Tuesday, May 15, 2007

i can love you like that. i would make you my world. move heaven and earth if you were my girl.

i was reading a book on some green grass. no ear/headphones, just me, the book, and mother nature. i feel healthy when this is done. when it's nice outside and you're sitting in a park or whatever, things make so much more sense. the hardest things seem bearable, grizzly bearable even. my thoughts seem to fit together in a more pleasing sequence. there is a desire to change. many a times my thoughts are scattered.
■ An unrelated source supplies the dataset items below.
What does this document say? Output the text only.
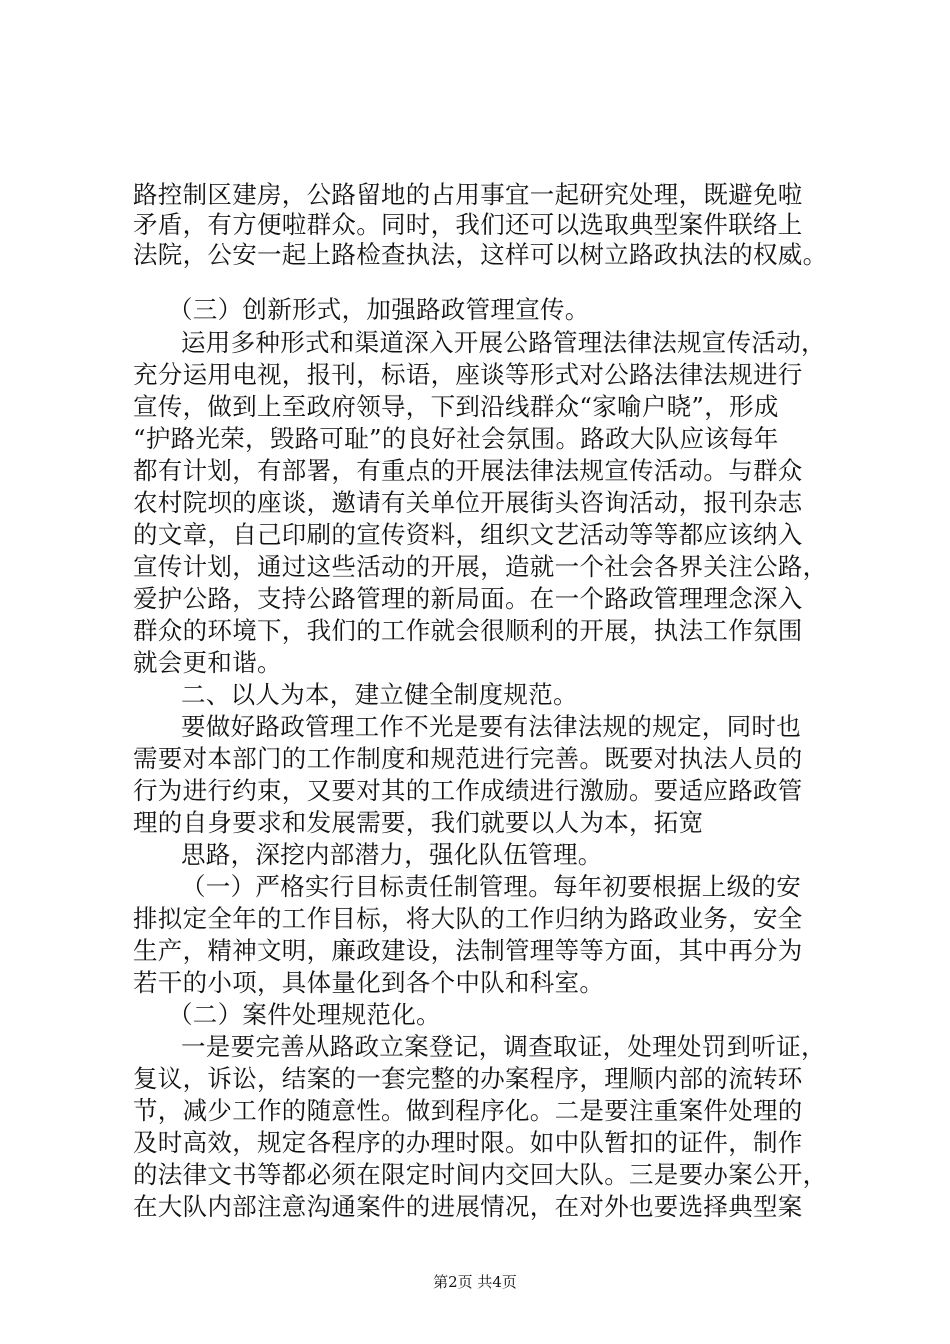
路控制区建房，公路留地的占用事宜一起研究处理，既避免啦
矛盾，有方便啦群众。同时，我们还可以选取典型案件联络上
法院，公安一起上路检查执法，这样可以树立路政执法的权威。
（三）创新形式，加强路政管理宣传。
运用多种形式和渠道深入开展公路管理法律法规宣传活动，
充分运用电视，报刊，标语，座谈等形式对公路法律法规进行
宣传，做到上至政府领导，下到沿线群众“家喻户晓”，形成
“护路光荣，毁路可耻”的良好社会氛围。路政大队应该每年
都有计划，有部署，有重点的开展法律法规宣传活动。与群众
农村院坝的座谈，邀请有关单位开展街头咨询活动，报刊杂志
的文章，自己印刷的宣传资料，组织文艺活动等等都应该纳入
宣传计划，通过这些活动的开展，造就一个社会各界关注公路，
爱护公路，支持公路管理的新局面。在一个路政管理理念深入
群众的环境下，我们的工作就会很顺利的开展，执法工作氛围
就会更和谐。
二、以人为本，建立健全制度规范。
要做好路政管理工作不光是要有法律法规的规定，同时也
需要对本部门的工作制度和规范进行完善。既要对执法人员的
行为进行约束，又要对其的工作成绩进行激励。要适应路政管
理的自身要求和发展需要，我们就要以人为本，拓宽
思路，深挖内部潜力，强化队伍管理。
（一）严格实行目标责任制管理。每年初要根据上级的安
排拟定全年的工作目标，将大队的工作归纳为路政业务，安全
生产，精神文明，廉政建设，法制管理等等方面，其中再分为
若干的小项，具体量化到各个中队和科室。
（二）案件处理规范化。
一是要完善从路政立案登记，调查取证，处理处罚到听证，
复议，诉讼，结案的一套完整的办案程序，理顺内部的流转环
节，减少工作的随意性。做到程序化。二是要注重案件处理的
及时高效，规定各程序的办理时限。如中队暂扣的证件，制作
的法律文书等都必须在限定时间内交回大队。三是要办案公开，
在大队内部注意沟通案件的进展情况，在对外也要选择典型案
第2页 共4页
EXAMPLE: i will think something like, "man, i need/want to change/be better," and then about two minutes later i will find myself thinking, "i wonder why All 4 One was never able to re-create the magic that was 'I Swear,' well i guess they came close with 'I can love you like that,' and i guess it makes perfect sense after seeing the music video and seeing that they look nothing like they sound," and then i will stop myself and think, "how did i get to thinking about this nonsense?" i will then re-trace my thoughts to the better part: nonsense, i can love you like that, i swear, all 4 one, sting, rod stewart, bryan adams, one for all, all for one, 3 musketeers, literary works, i need/want to change/be better. by this point i just want to listen to "I Swear." funny how that works. there was an ant crawling on me. i usually just flick them off right away, but i let this one snoop around my shirt for a little bit. it made me wonder how many other ants had crawled all over me without me knowing it. i thought about if me and the ant switched sizes, or maybe i stayed the same size so i could keep my brain the way it is (10 million brain cells strong), and the ant became the size proportionally to the the size that i am to it now, but the ant's brain would stay the same size (about 250,000 brain cells). if this were the case, i'm almost positive that i would waste only a little time before hopping on the ant and walking all over. i would train it, i would feed it, i would have it pick up heavy objects instead of just cookie crumbs and dirt. i would never let 40,000 ants become larger than myself, because they would then collectively have the same amount of brain cells, if not more, as me, and who knows what kind of damage they could do? i don't want to find out. nonsense.

2 comments:

Anonymous said...

this blog reminds me of honey we shrunk the kids. you know, when they ride the ant and make it fight that spider or something. the ant looked nasty all life-size in that movie...the ant on your book looks cute though...almost..precious.

Meg Duffy said...

this is my favorite post so far for reasns that you wouldn't understand.